All 24 of Paro’s suites have been refurbished with new timber flooring, ceilings and wall cladding.
Communal spaces, including the upstairs lounge, bar and a redesigned dining room for up to 36 guests, have also been reworked.
Further north, Punakha’s renovation centres on the restored 300-year-old farmhouse once owned by a former Je Khenpo, Bhutan’s chief abbot.

Its 12 suites have been fully refurbished, and the spa now adds ground-floor hydrotherapy with a steam room, Jacuzzi, cold plunge, bucket shower and relaxation lounge, alongside three treatment rooms and a yoga studio above.
The farmhouse’s original altar room remains in place on the second floor, where a resident monk performs Buddhist ceremonies, prayers and blessings, with a new intimate dining room for up to 18 guests added on the first floor.
Both properties open on 15th September 2026.

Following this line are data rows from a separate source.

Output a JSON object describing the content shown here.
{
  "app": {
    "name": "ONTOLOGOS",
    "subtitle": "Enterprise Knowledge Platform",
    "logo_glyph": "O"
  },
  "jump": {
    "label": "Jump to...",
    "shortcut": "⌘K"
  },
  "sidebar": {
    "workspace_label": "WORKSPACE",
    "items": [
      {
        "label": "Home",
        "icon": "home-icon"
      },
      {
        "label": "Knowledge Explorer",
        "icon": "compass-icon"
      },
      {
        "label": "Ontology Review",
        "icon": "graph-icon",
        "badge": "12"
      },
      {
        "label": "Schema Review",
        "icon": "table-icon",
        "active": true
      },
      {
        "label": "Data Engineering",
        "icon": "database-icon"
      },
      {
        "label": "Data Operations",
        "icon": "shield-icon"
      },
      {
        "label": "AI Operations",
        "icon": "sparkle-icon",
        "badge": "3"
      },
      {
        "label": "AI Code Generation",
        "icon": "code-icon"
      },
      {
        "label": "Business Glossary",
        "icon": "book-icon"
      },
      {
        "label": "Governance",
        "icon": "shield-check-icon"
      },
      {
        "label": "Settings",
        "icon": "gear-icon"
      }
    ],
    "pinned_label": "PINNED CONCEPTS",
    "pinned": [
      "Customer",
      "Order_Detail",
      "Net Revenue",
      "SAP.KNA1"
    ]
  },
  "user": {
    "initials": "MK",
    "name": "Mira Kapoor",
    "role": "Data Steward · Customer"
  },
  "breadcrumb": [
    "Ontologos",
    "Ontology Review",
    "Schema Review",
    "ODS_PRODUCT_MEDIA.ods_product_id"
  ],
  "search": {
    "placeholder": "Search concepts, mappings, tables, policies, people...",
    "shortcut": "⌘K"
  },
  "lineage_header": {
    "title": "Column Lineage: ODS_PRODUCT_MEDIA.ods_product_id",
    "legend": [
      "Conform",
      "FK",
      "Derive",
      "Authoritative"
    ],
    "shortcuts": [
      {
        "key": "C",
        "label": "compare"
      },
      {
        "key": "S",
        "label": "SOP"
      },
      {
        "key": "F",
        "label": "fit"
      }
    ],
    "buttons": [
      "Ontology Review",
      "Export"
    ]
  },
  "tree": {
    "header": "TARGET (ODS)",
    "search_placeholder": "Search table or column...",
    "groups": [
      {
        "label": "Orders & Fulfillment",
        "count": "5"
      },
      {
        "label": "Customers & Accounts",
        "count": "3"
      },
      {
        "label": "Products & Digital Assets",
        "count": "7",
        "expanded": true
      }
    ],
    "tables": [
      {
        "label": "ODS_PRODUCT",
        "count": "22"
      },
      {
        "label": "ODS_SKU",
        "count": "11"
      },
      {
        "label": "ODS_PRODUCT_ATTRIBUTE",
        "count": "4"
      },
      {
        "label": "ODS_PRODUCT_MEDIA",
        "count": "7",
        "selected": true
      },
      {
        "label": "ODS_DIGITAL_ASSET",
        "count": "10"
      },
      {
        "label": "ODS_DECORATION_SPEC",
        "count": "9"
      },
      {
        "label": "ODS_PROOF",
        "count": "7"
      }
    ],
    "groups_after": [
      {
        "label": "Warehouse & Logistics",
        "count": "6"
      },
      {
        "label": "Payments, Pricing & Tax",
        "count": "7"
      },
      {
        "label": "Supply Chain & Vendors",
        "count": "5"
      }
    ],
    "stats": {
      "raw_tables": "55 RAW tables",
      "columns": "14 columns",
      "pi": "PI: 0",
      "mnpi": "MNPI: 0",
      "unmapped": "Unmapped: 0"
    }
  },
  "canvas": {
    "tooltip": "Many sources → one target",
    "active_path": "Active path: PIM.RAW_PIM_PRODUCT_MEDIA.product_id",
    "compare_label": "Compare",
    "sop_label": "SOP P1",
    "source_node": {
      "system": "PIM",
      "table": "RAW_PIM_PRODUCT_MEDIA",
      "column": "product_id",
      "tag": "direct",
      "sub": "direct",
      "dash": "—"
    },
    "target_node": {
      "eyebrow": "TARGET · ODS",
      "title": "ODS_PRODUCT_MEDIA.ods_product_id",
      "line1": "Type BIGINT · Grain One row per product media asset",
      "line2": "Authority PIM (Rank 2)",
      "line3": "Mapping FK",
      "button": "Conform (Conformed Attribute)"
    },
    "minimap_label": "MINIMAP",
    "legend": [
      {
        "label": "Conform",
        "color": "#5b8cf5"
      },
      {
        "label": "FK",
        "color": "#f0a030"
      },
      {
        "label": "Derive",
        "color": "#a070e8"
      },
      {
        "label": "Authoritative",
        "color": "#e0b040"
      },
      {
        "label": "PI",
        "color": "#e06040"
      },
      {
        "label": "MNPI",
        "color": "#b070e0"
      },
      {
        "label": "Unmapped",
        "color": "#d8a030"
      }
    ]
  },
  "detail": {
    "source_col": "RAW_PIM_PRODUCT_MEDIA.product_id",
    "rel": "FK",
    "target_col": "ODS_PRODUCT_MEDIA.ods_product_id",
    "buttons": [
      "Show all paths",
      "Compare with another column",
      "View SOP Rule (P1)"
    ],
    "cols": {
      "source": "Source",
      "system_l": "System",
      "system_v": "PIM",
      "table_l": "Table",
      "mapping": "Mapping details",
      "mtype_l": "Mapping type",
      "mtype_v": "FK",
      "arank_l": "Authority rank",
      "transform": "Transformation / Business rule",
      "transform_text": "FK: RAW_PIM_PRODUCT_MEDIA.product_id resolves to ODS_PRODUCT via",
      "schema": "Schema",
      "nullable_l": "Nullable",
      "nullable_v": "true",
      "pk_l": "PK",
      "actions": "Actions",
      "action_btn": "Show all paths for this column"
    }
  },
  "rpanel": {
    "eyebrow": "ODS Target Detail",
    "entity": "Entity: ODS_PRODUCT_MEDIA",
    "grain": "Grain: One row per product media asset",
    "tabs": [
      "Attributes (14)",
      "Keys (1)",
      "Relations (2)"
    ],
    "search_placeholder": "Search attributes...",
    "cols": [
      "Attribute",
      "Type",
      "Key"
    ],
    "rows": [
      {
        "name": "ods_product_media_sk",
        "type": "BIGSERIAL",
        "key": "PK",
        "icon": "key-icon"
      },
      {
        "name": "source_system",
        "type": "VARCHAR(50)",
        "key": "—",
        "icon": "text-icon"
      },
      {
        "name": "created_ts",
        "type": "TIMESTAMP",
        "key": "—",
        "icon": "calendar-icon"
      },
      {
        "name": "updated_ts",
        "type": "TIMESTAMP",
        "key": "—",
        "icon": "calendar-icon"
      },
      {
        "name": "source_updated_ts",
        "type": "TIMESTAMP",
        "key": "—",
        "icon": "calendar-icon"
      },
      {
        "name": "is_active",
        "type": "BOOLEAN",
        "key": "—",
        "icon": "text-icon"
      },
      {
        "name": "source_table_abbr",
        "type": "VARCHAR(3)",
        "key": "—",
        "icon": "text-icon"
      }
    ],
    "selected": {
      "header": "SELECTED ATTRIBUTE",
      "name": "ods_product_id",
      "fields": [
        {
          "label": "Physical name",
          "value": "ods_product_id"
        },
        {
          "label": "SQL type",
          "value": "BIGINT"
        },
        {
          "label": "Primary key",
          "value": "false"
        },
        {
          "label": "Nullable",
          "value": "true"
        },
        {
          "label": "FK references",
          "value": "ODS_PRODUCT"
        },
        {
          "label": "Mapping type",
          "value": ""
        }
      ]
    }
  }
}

For more information, visit Amankora.
KARRYON UNPACKS: Bhutan remains one of the most controlled and high-value destinations in luxury travel, and Aman’s decision to deepen the wellness product rather than expand bed count signals where demand is heading. For advisors selling multi-lodge Amankora journeys, a flagship Spa House and reworked hydrotherapy give the circuit a sharper wellness hook to a clientele increasingly booking for restoration over sightseeing.